Fellini, dans sa fascinante version cinématographique, avait surtout mis l'accent sur ses obsessions personnelles et la décadence fantasmée de la Rome antique. Si Blutch a également opté pour une certaine stylisation des éléments de décor (la scène du navire et celle de la grotte procèdent d'une même vision baroque), on remarquera qu'en comparaison il semble s'être davantage préoccupé de rendre hommage au texte, par sa langue comme par sa construction fragmentaire. De la bouche des personnages s'élève alors une poésie déchirante, d'où naît une troublante impression de dépaysement, impression renforcée par le relatif grand format de l'ouvrage (comme toujours chez Cornélius fabriqué avec un soin d'artisan). 

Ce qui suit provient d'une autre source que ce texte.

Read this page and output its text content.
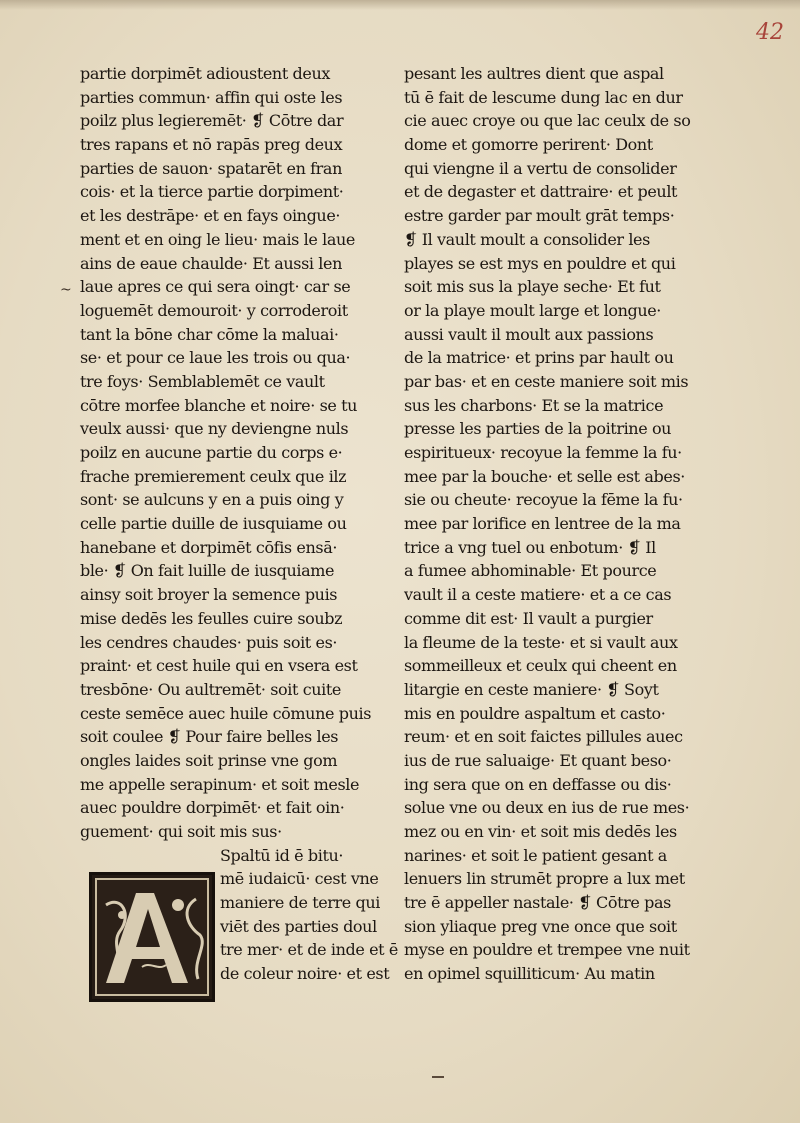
42
~
partie dorpimēt adioustent deux
parties commun· affin qui oste les
poilz plus legieremēt· ❡ Cōtre dar
tres rapans et nō rapās preg deux
parties de sauon· spatarēt en fran
cois· et la tierce partie dorpiment·
et les destrāpe· et en fays oingue·
ment et en oing le lieu· mais le laue
ains de eaue chaulde· Et aussi len
laue apres ce qui sera oingt· car se
loguemēt demouroit· y corroderoit
tant la bōne char cōme la maluai·
se· et pour ce laue les trois ou qua·
tre foys· Semblablemēt ce vault
cōtre morfee blanche et noire· se tu
veulx aussi· que ny deviengne nuls
poilz en aucune partie du corps e·
frache premierement ceulx que ilz
sont· se aulcuns y en a puis oing y
celle partie duille de iusquiame ou
hanebane et dorpimēt cōfis ensā·
ble· ❡ On fait luille de iusquiame
ainsy soit broyer la semence puis
mise dedēs les feulles cuire soubz
les cendres chaudes· puis soit es·
praint· et cest huile qui en vsera est
tresbōne· Ou aultremēt· soit cuite
ceste semēce auec huile cōmune puis
soit coulee ❡ Pour faire belles les
ongles laides soit prinse vne gom
me appelle serapinum· et soit mesle
auec pouldre dorpimēt· et fait oin·
guement· qui soit mis sus·
Spaltū id ē bitu·
mē iudaicū· cest vne
maniere de terre qui
viēt des parties doul
tre mer· et de inde et ē
de coleur noire· et est
pesant les aultres dient que aspal
tū ē fait de lescume dung lac en dur
cie auec croye ou que lac ceulx de so
dome et gomorre perirent· Dont
qui viengne il a vertu de consolider
et de degaster et dattraire· et peult
estre garder par moult grāt temps·
❡ Il vault moult a consolider les
playes se est mys en pouldre et qui
soit mis sus la playe seche· Et fut
or la playe moult large et longue·
aussi vault il moult aux passions
de la matrice· et prins par hault ou
par bas· et en ceste maniere soit mis
sus les charbons· Et se la matrice
presse les parties de la poitrine ou
espiritueux· recoyue la femme la fu·
mee par la bouche· et selle est abes·
sie ou cheute· recoyue la fēme la fu·
mee par lorifice en lentree de la ma
trice a vng tuel ou enbotum· ❡ Il
a fumee abhominable· Et pource
vault il a ceste matiere· et a ce cas
comme dit est· Il vault a purgier
la fleume de la teste· et si vault aux
sommeilleux et ceulx qui cheent en
litargie en ceste maniere· ❡ Soyt
mis en pouldre aspaltum et casto·
reum· et en soit faictes pillules auec
ius de rue saluaige· Et quant beso·
ing sera que on en deffasse ou dis·
solue vne ou deux en ius de rue mes·
mez ou en vin· et soit mis dedēs les
narines· et soit le patient gesant a
lenuers lin strumēt propre a lux met
tre ē appeller nastale· ❡ Cōtre pas
sion yliaque preg vne once que soit
myse en pouldre et trempee vne nuit
en opimel squilliticum· Au matin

Le recours au dessin très hachuré mais strictement noir et blanc, participe pleinement de cette sensation d'accéder à un monde étrange qui est un peu le nôtre (il s'agit de notre passé) sans l'être tout à fait (le fantastique y a sa place). Nulle orgie ici. On suit les picaresques aventures d'un jeune Romain, antihéros vaniteux et menteur, soudainement tombé amoureux fou d'une mystérieuse femme congelée dans un bloc de glace. La mort, l'érotisme, le sacré baignent les nombreux épisodes de cette somptueuse odyssée. On est là face à une création magnifique, dont chaque page, chaque case témoignent du soin accordé au dessin et à la narration. Les corps sont saisis dans une sensuelle chorégraphie dont l'œil ne se lasse pas de saisir les subtilités. Une seule conclusion, donc (j'avais prévenu) : un chef d'œuvre.